Художник руков

В нашей компании, которая называлась "Жебуневскими средами", постоянно появлялись различные странные личности. Компания была именно этим и привлекательна. Хозяева квартиры тоже были весьма своеобразными людьми. В частности, хозяйка, Мария Александровна была художником-кукольником. Именно поэтому на наших "средах" иногда оказывались представители этой довольно редкой профессии. В начале 70-х годов здесь можно было часто видеть своеобразного человека – Евгения Ивановича Рукова. Он был невысокого роста, с треугольным лицом и лысым черепом, с нескладной фигурой. Говорил он обычно небольшими, отрывистыми фразами, не договаривая их до конца. Был довольно застенчив, несмотря на солидный возраст. У него были необыкновенно добрая улыбка, своеобразное чувство юмора. Он был очень коммуникабелен и внимательно слушал всех выступавших экстравагантных ораторов, проявляя искренний интерес ко всем обсуждавшимся темам. Как я понял, у него не было постоянной работы. Он жил отдельными мелкими заказами, редкими гастрольными поездками с кукольной труппой. О себе говорить особенно не любил. Этот человек чем-то неуловимо напоминал кого-то из классических литературных персонажей девятнадцатого века: то ли тургеневского "Нахлебника", то ли актера Счастливцева из Осторовского. Однажды я случайно услышал разговор о том, что Евгений Иванович в очередной раз остался без работы. Я знал, что любую, даже низкооплачиваемую работу в театральной сфере получить тогда было очень непросто.

В то время я был начальником очень маленького отдела в очень маленькой Проектной конторе при строительном тресте. Это был Отдел научно-технической информации. В Проектной конторе вообще-то были низкие оклады, а в моем, вспомогательном отделе – самые низкие.
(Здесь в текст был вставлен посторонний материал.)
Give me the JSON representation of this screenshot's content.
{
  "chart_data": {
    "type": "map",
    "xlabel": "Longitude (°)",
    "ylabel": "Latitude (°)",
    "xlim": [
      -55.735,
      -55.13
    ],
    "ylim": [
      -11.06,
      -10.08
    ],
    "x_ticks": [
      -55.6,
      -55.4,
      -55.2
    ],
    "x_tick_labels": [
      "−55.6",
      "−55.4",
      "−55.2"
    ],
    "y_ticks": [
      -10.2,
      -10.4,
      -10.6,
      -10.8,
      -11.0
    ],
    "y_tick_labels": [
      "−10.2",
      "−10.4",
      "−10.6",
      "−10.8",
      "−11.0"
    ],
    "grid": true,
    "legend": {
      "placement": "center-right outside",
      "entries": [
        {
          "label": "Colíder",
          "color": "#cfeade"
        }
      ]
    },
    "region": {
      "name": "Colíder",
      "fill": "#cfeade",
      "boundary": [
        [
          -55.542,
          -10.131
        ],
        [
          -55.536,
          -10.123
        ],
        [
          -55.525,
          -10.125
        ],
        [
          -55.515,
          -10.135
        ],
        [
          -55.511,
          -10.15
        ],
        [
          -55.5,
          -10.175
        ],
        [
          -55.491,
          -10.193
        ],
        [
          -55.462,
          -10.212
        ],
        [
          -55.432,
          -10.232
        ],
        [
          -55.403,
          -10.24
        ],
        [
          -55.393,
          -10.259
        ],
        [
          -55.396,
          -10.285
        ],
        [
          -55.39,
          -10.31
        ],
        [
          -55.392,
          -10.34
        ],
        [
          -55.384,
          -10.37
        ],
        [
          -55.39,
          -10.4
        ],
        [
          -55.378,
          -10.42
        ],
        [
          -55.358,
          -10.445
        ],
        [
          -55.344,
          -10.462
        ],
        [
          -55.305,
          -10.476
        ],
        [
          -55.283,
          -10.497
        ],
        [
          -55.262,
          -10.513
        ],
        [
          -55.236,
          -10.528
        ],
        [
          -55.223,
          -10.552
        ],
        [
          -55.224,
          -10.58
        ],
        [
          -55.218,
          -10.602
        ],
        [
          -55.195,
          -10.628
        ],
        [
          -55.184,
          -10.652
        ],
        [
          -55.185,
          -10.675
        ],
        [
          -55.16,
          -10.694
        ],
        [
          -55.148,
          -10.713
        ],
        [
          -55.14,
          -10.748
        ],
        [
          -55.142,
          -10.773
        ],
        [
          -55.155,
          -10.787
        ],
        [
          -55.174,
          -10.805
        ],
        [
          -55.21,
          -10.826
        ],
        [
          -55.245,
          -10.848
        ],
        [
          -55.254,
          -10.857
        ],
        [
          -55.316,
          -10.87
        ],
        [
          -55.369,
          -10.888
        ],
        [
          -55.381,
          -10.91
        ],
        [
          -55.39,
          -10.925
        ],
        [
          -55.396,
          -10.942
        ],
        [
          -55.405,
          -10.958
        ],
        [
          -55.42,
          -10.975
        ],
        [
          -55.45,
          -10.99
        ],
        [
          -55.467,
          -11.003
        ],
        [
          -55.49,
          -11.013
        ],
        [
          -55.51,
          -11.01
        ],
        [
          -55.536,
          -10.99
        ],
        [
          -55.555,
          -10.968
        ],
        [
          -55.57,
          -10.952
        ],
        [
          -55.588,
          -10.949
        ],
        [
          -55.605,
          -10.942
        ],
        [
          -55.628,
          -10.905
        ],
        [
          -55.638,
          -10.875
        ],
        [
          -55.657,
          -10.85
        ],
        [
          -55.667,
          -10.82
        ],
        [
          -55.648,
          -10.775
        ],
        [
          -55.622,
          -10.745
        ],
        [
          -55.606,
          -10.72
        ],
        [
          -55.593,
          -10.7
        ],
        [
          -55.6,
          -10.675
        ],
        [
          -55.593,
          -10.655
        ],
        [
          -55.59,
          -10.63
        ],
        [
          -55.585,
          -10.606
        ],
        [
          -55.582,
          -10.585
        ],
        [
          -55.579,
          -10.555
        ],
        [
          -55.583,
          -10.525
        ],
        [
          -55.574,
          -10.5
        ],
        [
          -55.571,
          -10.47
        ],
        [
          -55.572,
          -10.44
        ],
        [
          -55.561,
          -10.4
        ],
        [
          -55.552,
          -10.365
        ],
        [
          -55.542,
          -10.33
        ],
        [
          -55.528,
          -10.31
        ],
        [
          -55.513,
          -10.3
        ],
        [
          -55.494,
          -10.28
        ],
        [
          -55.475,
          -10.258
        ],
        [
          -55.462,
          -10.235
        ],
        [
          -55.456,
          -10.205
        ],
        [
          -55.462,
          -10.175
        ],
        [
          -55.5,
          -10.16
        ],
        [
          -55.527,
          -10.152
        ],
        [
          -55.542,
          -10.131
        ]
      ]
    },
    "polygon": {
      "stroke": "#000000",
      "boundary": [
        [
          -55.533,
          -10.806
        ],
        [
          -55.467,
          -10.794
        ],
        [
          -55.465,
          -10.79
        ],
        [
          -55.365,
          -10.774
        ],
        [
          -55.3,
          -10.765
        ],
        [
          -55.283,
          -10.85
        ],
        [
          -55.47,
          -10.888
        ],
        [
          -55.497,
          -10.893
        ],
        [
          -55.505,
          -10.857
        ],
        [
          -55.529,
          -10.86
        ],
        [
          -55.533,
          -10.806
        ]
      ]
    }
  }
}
Начальство не могло мне придумать более подходящую должность, ибо, с одной стороны, специалиста с аспирантским образованием оно считало нецелесообразным использовать в качестве обычного проектировщика – для составления однотипных и несложных проектов производства работ, которыми, в основном, и занималась Контора, а с другой стороны, иногда возникала потребность в выполнении нестандартных технических работ, требующих повышенной квалификации, которые нельзя было поручить проектировщикам. Такие работы в проектных организациях обычно выполняются Техническим отделом. Однако такого отдела в Конторе штатным расписанием не было предусмотрено. Таким образом, мне поручались все дела, которые выходили за привычные рамки деятельности Конторы. Найти себе лучшую, более интересную работу я не мог, ибо лимитная прописка превращала меня в фактического раба строительного Треста, который мне ее предоставлял. В моем отделе штатным расписанием предусматривалось несколько сотрудников. Однако на работу с таким низким окладом не соглашался ни один инженер. Поэтому сюда вынуждены были принимать людей гуманитарных профессий, которые не претендовали на хорошие оклады. В то время в Отделе как раз было одно вакантное место. Я подумал: а почему бы не предложить его Евгению Ивановичу. С этим человеком, по крайней мере, можно интересно общаться. Кроме того, хотелось и помочь ему в трудном положении.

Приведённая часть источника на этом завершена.